Von Geheimnissen umrankt: Der Kirchenpatron Maternus

2. September 2021

Von Geheimnissen umrankt: Der Kirchenpatron Maternus

Wenn man sich auf die Suche nach einem Alleinstellungsmerkmal für Güntersleben begibt, kommt man an Maternus nicht vorbei. Als Kirchenpatron ist er hier einzig in der Diözese Würzburg. Auch sonst war und ist er in unserer Gegend außerhalb Günterslebens so gut wie unbekannt.

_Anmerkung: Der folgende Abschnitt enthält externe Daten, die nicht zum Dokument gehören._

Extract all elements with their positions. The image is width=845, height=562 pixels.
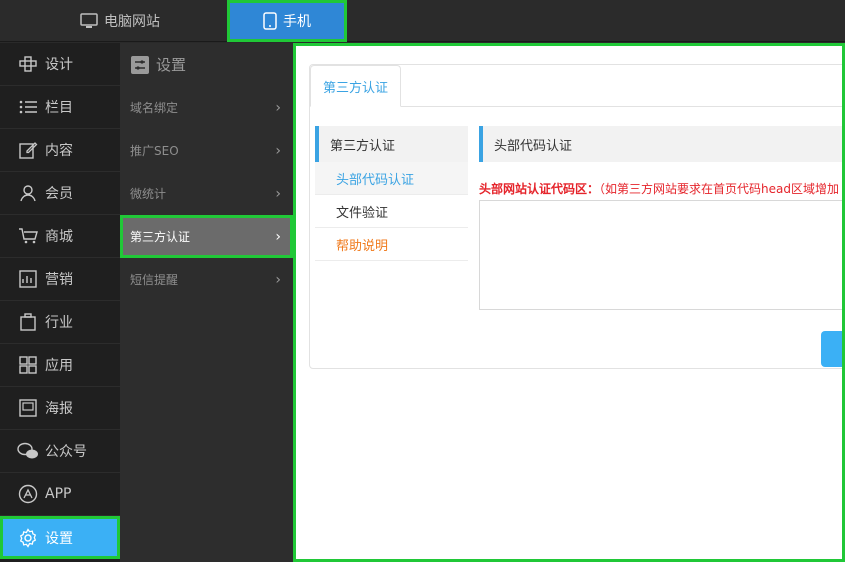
chevron-right-icon: ›: [275, 185, 281, 202]
user-icon: [17, 182, 39, 204]
app-store-icon: [17, 483, 39, 505]
grid-icon: [17, 354, 39, 376]
tab-mobile-label: 手机: [283, 14, 311, 30]
chart-icon: [17, 268, 39, 290]
edit-icon: [17, 139, 39, 161]
nav-item-shop[interactable]: 商城: [0, 215, 120, 258]
tab-third-party-auth[interactable]: 第三方认证: [310, 65, 402, 107]
cart-icon: [17, 225, 39, 247]
subnav-item-label: 推广SEO: [130, 144, 179, 158]
chevron-right-icon: ›: [275, 142, 281, 159]
nav-item-poster[interactable]: 海报: [0, 387, 120, 430]
subnav-item-label: 第三方认证: [130, 230, 191, 244]
nav-item-label: 公众号: [45, 444, 87, 460]
wechat-icon: [17, 440, 39, 462]
nav-item-label: 设计: [45, 57, 73, 73]
subnav-item-label: 域名绑定: [130, 101, 179, 115]
nav-item-settings[interactable]: 设置: [0, 516, 120, 559]
chevron-right-icon: ›: [275, 271, 281, 288]
content-title: 头部代码认证: [479, 126, 842, 162]
top-bar: 电脑网站 手机: [0, 0, 845, 42]
nav-item-label: 商城: [45, 229, 73, 245]
subnav-item-domain[interactable]: 域名绑定 ›: [120, 86, 293, 129]
head-code-textarea[interactable]: [479, 200, 842, 310]
subnav-title: 设置: [156, 56, 187, 74]
side-link-help[interactable]: 帮助说明: [315, 228, 468, 261]
subnav-item-third-party-auth[interactable]: 第三方认证 ›: [120, 215, 293, 258]
nav-item-label: 应用: [45, 358, 73, 374]
nav-item-wechat[interactable]: 公众号: [0, 430, 120, 473]
nav-item-label: 内容: [45, 143, 73, 159]
auth-side-menu: 第三方认证 头部代码认证 文件验证 帮助说明: [315, 126, 468, 261]
phone-icon: [263, 12, 277, 30]
nav-item-marketing[interactable]: 营销: [0, 258, 120, 301]
nav-item-label: 设置: [45, 530, 73, 547]
subnav-item-label: 微统计: [130, 187, 167, 201]
nav-item-member[interactable]: 会员: [0, 172, 120, 215]
subnav-item-label: 短信提醒: [130, 273, 179, 287]
side-menu-title: 第三方认证: [315, 126, 468, 162]
gear-icon: [17, 527, 39, 549]
nav-item-design[interactable]: 设计: [0, 43, 120, 86]
side-link-head-code[interactable]: 头部代码认证: [315, 162, 468, 195]
code-area-label: 头部网站认证代码区：（如第三方网站要求在首页代码head区域增加: [479, 180, 842, 197]
tab-bar: 第三方认证: [310, 65, 842, 107]
tab-pc-site[interactable]: 电脑网站: [60, 0, 180, 42]
list-icon: [17, 96, 39, 118]
save-button[interactable]: [821, 331, 842, 367]
poster-icon: [17, 397, 39, 419]
nav-item-label: 海报: [45, 401, 73, 417]
nav-item-label: 营销: [45, 272, 73, 288]
nav-item-industry[interactable]: 行业: [0, 301, 120, 344]
briefcase-icon: [17, 311, 39, 333]
nav-item-label: APP: [45, 486, 72, 502]
side-link-file-verify[interactable]: 文件验证: [315, 195, 468, 228]
nav-item-apps[interactable]: 应用: [0, 344, 120, 387]
app-root: 电脑网站 手机 设计 栏目 内容 会员 商城 营销 行业 应用 海报 公众号 A…: [0, 0, 845, 562]
sliders-icon: [130, 55, 150, 75]
subnav-header: 设置: [120, 43, 293, 86]
chevron-right-icon: ›: [275, 228, 281, 245]
design-icon: [17, 53, 39, 75]
code-area-hint: （如第三方网站要求在首页代码head区域增加: [599, 182, 839, 196]
subnav-item-seo[interactable]: 推广SEO ›: [120, 129, 293, 172]
nav-item-app[interactable]: APP: [0, 473, 120, 516]
nav-item-label: 会员: [45, 186, 73, 202]
nav-item-label: 栏目: [45, 100, 73, 116]
nav-item-label: 行业: [45, 315, 73, 331]
tab-pc-site-label: 电脑网站: [104, 14, 160, 30]
main-content: 第三方认证 第三方认证 头部代码认证 文件验证 帮助说明 头部代码认证 头部网站…: [293, 43, 845, 562]
code-area-label-bold: 头部网站认证代码区：: [479, 182, 600, 196]
tab-mobile[interactable]: 手机: [227, 0, 347, 42]
subnav-item-stats[interactable]: 微统计 ›: [120, 172, 293, 215]
nav-item-columns[interactable]: 栏目: [0, 86, 120, 129]
sub-nav: 设置 域名绑定 › 推广SEO › 微统计 › 第三方认证 › 短信提醒 ›: [120, 43, 293, 562]
nav-item-content[interactable]: 内容: [0, 129, 120, 172]
chevron-right-icon: ›: [275, 99, 281, 116]
auth-panel: 第三方认证 第三方认证 头部代码认证 文件验证 帮助说明 头部代码认证 头部网站…: [309, 64, 842, 369]
left-nav: 设计 栏目 内容 会员 商城 营销 行业 应用 海报 公众号 APP 设置: [0, 43, 120, 562]
auth-content: 头部代码认证 头部网站认证代码区：（如第三方网站要求在首页代码head区域增加: [479, 126, 842, 314]
monitor-icon: [80, 13, 98, 29]
subnav-item-sms[interactable]: 短信提醒 ›: [120, 258, 293, 301]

Und in Güntersleben selbst, wo er bereits 1345 in der Gründungsurkunde der Pfarrei als Schirmherr der damals schon vorhandenen Kirche genannt wird? Auch hier gibt es um seine Person und seine Herkunft mehr Fragen als gesicherte Antworten.

Maternusstatue

Seit jeher geht man in Güntersleben davon aus, dass es sich bei dem hier als Kirchenpatron verehrten Maternus um den ersten Kölner Bischof handelt, der in den Jahren 313 und 314 an Kirchenversammlungen in Rom und im französischen Arles teilnahm. Das ist aber auch schon alles, was es über ihn an belegbaren Lebensdaten gibt. Der Legende nach soll er auch Bischof von Trier und im belgischen Tongern gewesen sein. Die neuere Forschung hält das mittlerweile für unwahrscheinlich und nimmt an, dass es sich bei dem Maternus von Trier, der dort als dritter Bischof geführt wird, um eine andere Person handelte. Der Name Maternus soll damals in der dortigen Gegend sehr verbreitet gewesen sein. Immerhin gibt es in Trier ein Maternusgrab. Daraus besitzt die Günterslebener Kirche seit 1722 Reliquien des Bischofs. Folgt man der Annahme, dass es sich bei dem Kölner und dem Trierer Maternus um verschiedene Bischöfe handelt, führt das unweigerlich zu der Frage, welcher von beiden dann eigentlich der Kirchenpatron von Güntersleben ist.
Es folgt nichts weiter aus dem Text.